# DVD piracy raid



## jodyguercio (Aug 16, 2007)

http://news.yahoo.com/s/afp/2009060...mecounterfeitfilmanimaloffbeat_20090603122643


----------



## Stuart Sweet (Jun 19, 2006)

Are they saying that a dog can actually smell DVDs? That's insane!


----------



## waynebtx (Dec 24, 2006)

Stuart Sweet said:


> Are they saying that a dog can actually smell DVDs? That's insane!


Yep that what they say.


----------



## pfp (Apr 28, 2009)

> Paddy was given to Malaysia by the MPA to help close down piracy syndicates who churn out vast quantities of illegal DVDs. The dog is specially trained to detect chemicals in the discs.


That is rather cool.


----------



## Mertzen (Dec 8, 2006)

Let's hope they're all copies of Paul Blart: Mall Cop.


----------



## bobukcat (Dec 20, 2005)

Mertzen said:


> Let's hope they're all copies of Paul Blart: Mall Cop.

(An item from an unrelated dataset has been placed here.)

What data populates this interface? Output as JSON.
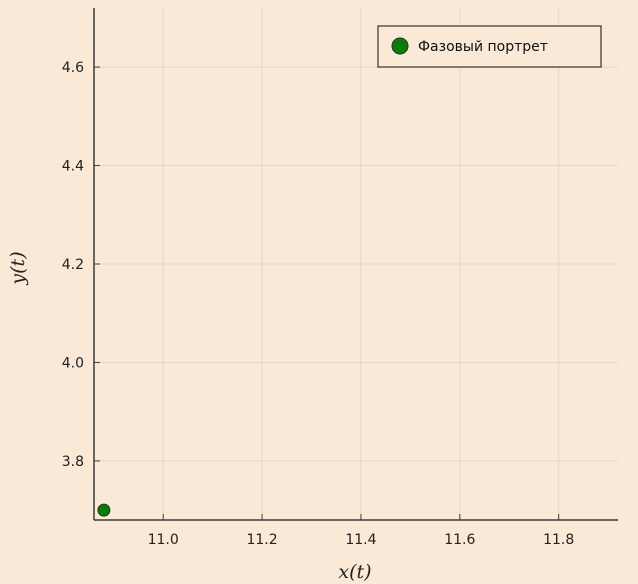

That would explain how the dog could smell them! :grin:


----------



## jodyguercio (Aug 16, 2007)

Mertzen said:


> Let's hope they're all copies of Paul Blart: Mall Cop.





bobukcat said:


> That would explain how the dog could smell them! :grin:


I'm just going out on a limb here, neither of you would recommend this film even to a death row inmate as cruel and unusual punishment? :lol::lol:


----------



## SDizzle (Jan 1, 2007)

Mertzen said:


> Let's hope they're all copies of Paul Blart: Mall Cop.


Nobody in their right mind would waste blank DVDs to burn copies of this pile of crap movie.:lol::lol:


----------



## willc (Apr 26, 2008)

Pirates just need to put a few big stacks of blank DVD's around town and that should take care of the dog. :lol:


----------



## machavez00 (Nov 2, 2006)

There allegedly was a bounty placed on Lucky and Flo, the original DVD sniffing dogs.


----------